Boucher, going, going….

National selection convenor Andrew Hudson owes Mark Boucher a beer. What was looming as the most difficult decision of his tenure so far has now been made for him.

The problem of who replaces the most successful international wicket keeper of all time still remains emphatically unsolved – but at least Hudson and his fellow selectors won’t have to call time on Boucher’s career after the 35-year-old effectively mapped out his own exit strategy this week.

“Both Gary and Graeme have spoken about their desire to take an experienced team to England later in the year to defend the Basil d’Oliveira test trophy and I would love to be in that squad, but only if I am still performing and worthy of my place on merit, not reputation,” Boucher said after his inclusion in the test squad to tour New Zealand.

“If I am selected to tour England, then I intend to make that my final tour with the national team. After that it will be time for someone else to take over the gloves and for me to focus on the next stage of my life. “

It was not a decision taken lightly. Quite the opposite. Having made his debut as a 19-year-old against Pakistan in Sheikupura in October 1997, Boucher has been virtually ever present for the last 16 years. It is the only life he has known.

“I still feel as confident and comfortable with the bat and gloves as I ever have. If I did not then I would have stepped away from international cricket as soon as I thought I couldn’t maintain the standards I’ve always set for myself,” he said.

In truth, however, he never fully recovered from the disappointment of being omitted from the ODI squad and missing last year’s World Cup, and the mounting criticism and questioning of his place in the test team may have started to wear him down.
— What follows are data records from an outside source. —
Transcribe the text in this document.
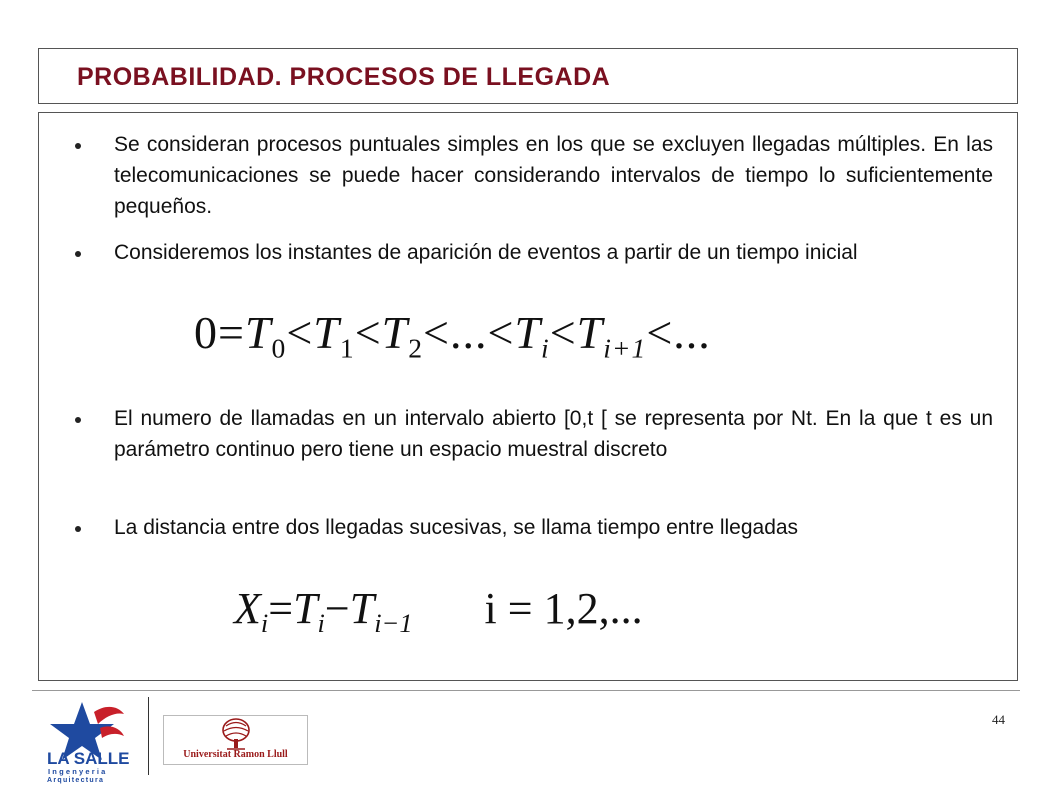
PROBABILIDAD. PROCESOS DE LLEGADA

Se consideran procesos puntuales simples en los que se excluyen llegadas múltiples. En las telecomunicaciones se puede hacer considerando intervalos de tiempo lo suficientemente pequeños.

Consideremos los instantes de aparición de eventos a partir de un tiempo inicial

$0=T_0<T_1<T_2<...<T_i<T_{i+1}<$...

El numero de llamadas en un intervalo abierto [0,t [ se representa por Nt. En la que t es un parámetro continuo pero tiene un espacio muestral discreto

La distancia entre dos llegadas sucesivas, se llama tiempo entre llegadas

$X_i=T_i-T_{i-1}$ i = 1,2,...
LA SALLE
Ingenyeria
Arquitectura
Universitat Ramon Llull
44
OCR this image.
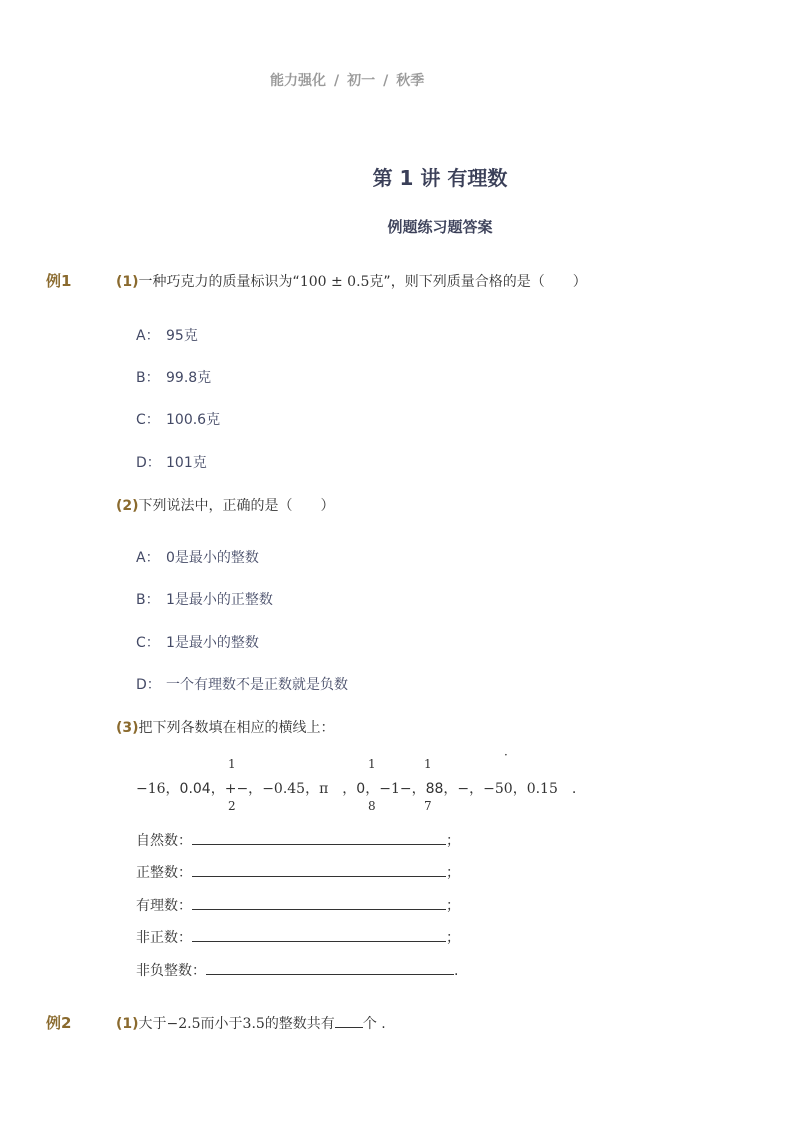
能力强化 / 初一 / 秋季
第 1 讲 有理数
例题练习题答案
例1	(1)一种巧克力的质量标识为“100 ± 0.5克”，则下列质量合格的是（　　）
A： 95克
B： 99.8克
C： 100.6克
D： 101克
(2)下列说法中，正确的是（　　）
A： 0是最小的整数
B： 1是最小的正整数
C： 1是最小的整数
D： 一个有理数不是正数就是负数
(3)把下列各数填在相应的横线上：
1
2
1
8
1
7
·
−16，0.04，+−，−0.45，π　，0，−1−，88，−，−50，0.15　.
自然数：	；
正整数：	；
有理数：	；
非正数：	；
非负整数：	.
例2	(1)大于−2.5而小于3.5的整数共有 个 .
Not that he was admitting that this week – certainly not publicly.

“I’m as proud as ever to play for my country and I’m extremely grateful for the faith shown in me by Gary and the selectors, and I fully intend to repay that faith in New Zealand.
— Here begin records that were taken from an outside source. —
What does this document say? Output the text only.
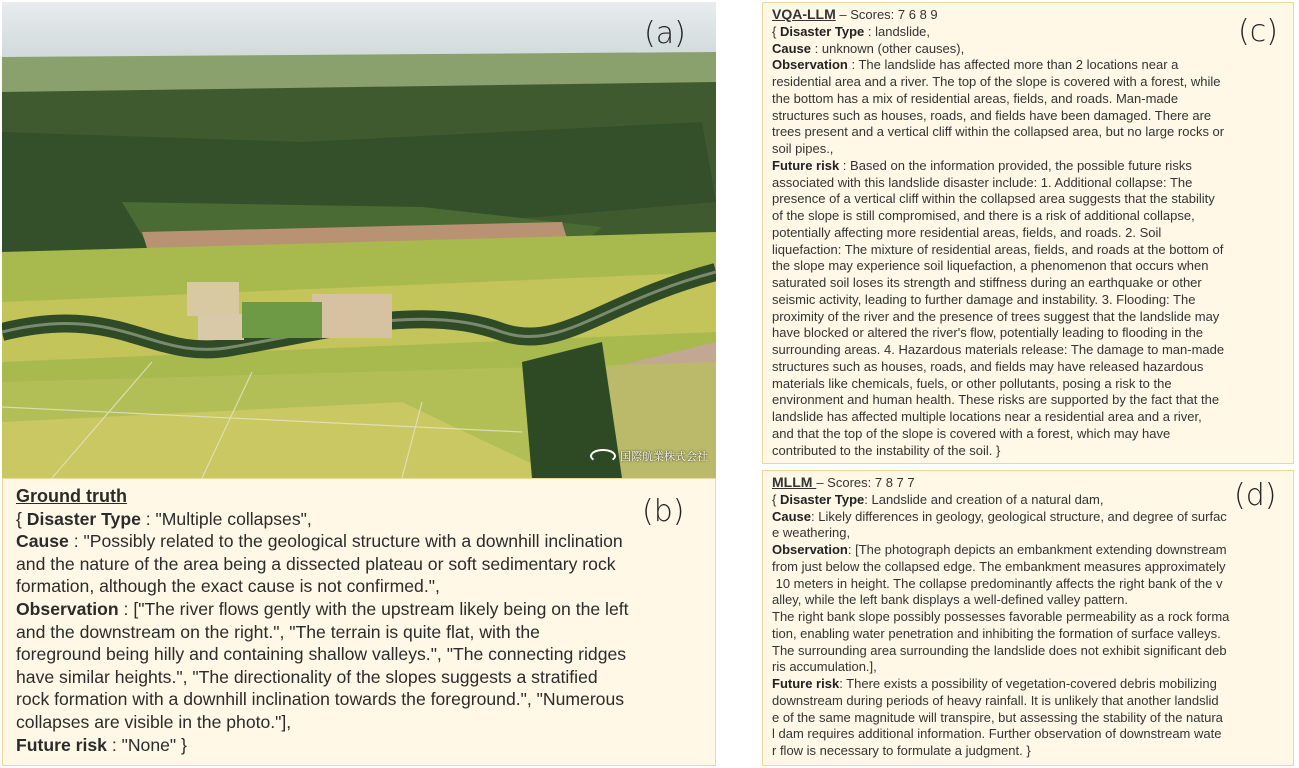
国際航業株式会社
(a)
Ground truth
{ Disaster Type : "Multiple collapses",
Cause : "Possibly related to the geological structure with a downhill inclination
and the nature of the area being a dissected plateau or soft sedimentary rock
formation, although the exact cause is not confirmed.",
Observation : ["The river flows gently with the upstream likely being on the left
and the downstream on the right.", "The terrain is quite flat, with the
foreground being hilly and containing shallow valleys.", "The connecting ridges
have similar heights.", "The directionality of the slopes suggests a stratified
rock formation with a downhill inclination towards the foreground.", "Numerous
collapses are visible in the photo."],
Future risk : "None" }
(b)
VQA-LLM – Scores: 7 6 8 9
{ Disaster Type : landslide,
Cause : unknown (other causes),
Observation : The landslide has affected more than 2 locations near a
residential area and a river. The top of the slope is covered with a forest, while
the bottom has a mix of residential areas, fields, and roads. Man-made
structures such as houses, roads, and fields have been damaged. There are
trees present and a vertical cliff within the collapsed area, but no large rocks or
soil pipes.,
Future risk : Based on the information provided, the possible future risks
associated with this landslide disaster include: 1. Additional collapse: The
presence of a vertical cliff within the collapsed area suggests that the stability
of the slope is still compromised, and there is a risk of additional collapse,
potentially affecting more residential areas, fields, and roads. 2. Soil
liquefaction: The mixture of residential areas, fields, and roads at the bottom of
the slope may experience soil liquefaction, a phenomenon that occurs when
saturated soil loses its strength and stiffness during an earthquake or other
seismic activity, leading to further damage and instability. 3. Flooding: The
proximity of the river and the presence of trees suggest that the landslide may
have blocked or altered the river's flow, potentially leading to flooding in the
surrounding areas. 4. Hazardous materials release: The damage to man-made
structures such as houses, roads, and fields may have released hazardous
materials like chemicals, fuels, or other pollutants, posing a risk to the
environment and human health. These risks are supported by the fact that the
landslide has affected multiple locations near a residential area and a river,
and that the top of the slope is covered with a forest, which may have
contributed to the instability of the soil. }
(c)
MLLM – Scores: 7 8 7 7
{ Disaster Type: Landslide and creation of a natural dam,
Cause: Likely differences in geology, geological structure, and degree of surfac
e weathering,
Observation: [The photograph depicts an embankment extending downstream
from just below the collapsed edge. The embankment measures approximately
10 meters in height. The collapse predominantly affects the right bank of the v
alley, while the left bank displays a well-defined valley pattern.
The right bank slope possibly possesses favorable permeability as a rock forma
tion, enabling water penetration and inhibiting the formation of surface valleys.
The surrounding area surrounding the landslide does not exhibit significant deb
ris accumulation.],
Future risk: There exists a possibility of vegetation-covered debris mobilizing
downstream during periods of heavy rainfall. It is unlikely that another landslid
e of the same magnitude will transpire, but assessing the stability of the natura
l dam requires additional information. Further observation of downstream wate
r flow is necessary to formulate a judgment. }
(d)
“Like all sportsmen I know that my playing career can’t go on forever and that a successor to me must be found for the test team, and I would like to help with that process, whoever the selectors believe that should be.”
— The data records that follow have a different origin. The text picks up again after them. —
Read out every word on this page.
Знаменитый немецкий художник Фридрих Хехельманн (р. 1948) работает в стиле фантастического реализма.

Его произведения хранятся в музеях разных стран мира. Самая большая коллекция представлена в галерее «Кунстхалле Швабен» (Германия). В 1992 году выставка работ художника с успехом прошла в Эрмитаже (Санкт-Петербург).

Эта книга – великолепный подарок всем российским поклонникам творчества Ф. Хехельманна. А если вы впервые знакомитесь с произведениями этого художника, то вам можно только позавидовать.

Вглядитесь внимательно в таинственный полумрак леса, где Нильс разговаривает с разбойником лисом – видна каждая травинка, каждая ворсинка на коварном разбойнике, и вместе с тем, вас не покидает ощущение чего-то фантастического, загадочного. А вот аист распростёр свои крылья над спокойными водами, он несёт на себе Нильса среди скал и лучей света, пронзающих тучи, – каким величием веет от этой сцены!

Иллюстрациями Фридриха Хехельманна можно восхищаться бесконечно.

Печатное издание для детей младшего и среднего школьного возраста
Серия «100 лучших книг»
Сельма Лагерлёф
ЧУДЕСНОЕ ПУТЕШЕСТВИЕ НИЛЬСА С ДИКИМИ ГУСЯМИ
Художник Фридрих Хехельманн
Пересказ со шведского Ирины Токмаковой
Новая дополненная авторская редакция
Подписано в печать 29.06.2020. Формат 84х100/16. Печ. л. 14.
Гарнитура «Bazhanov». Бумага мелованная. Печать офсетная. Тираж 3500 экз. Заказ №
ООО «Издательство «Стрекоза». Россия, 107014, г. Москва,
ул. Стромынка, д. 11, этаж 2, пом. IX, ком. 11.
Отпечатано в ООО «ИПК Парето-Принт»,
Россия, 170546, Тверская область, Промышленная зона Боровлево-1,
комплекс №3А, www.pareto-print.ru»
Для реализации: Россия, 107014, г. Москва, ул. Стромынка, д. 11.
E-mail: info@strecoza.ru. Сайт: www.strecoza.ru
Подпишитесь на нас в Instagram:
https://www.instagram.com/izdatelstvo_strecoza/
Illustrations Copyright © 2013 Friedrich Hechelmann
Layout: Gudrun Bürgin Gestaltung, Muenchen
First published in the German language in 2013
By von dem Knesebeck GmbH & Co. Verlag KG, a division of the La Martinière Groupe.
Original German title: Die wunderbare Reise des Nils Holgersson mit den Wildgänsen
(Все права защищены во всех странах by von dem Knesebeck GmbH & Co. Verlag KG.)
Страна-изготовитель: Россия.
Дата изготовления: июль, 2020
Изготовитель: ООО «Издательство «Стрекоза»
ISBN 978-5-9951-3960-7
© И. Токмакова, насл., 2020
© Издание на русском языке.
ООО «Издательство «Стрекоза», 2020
The Cobras’ Dane Vilas has grabbed attention recently with some outstanding batting but stalwarts Daryn Smit (Dolphins), Heino Kuhn (Titans) and Thami Tsolekile (Lions) all have strong and legitimate claims to be given a chance at becoming Boucher’s successor.

But for the man they nicknamed ‘Guinness’ during the early part of his career because he broke so many records (his current test haul of 544 victims is almost certain never to be overhauled), it is now all about going out with a bang.

“Right now I’m just focussing all my energy on playing the best test cricket of my life over the next six months and finishing on a high, perhaps even with the No 1 ranking. Hopefully there are still plenty of runs and catches to come. There’s certainly still plenty of life left in this cricketer and I want people to remember me for all the right reasons.”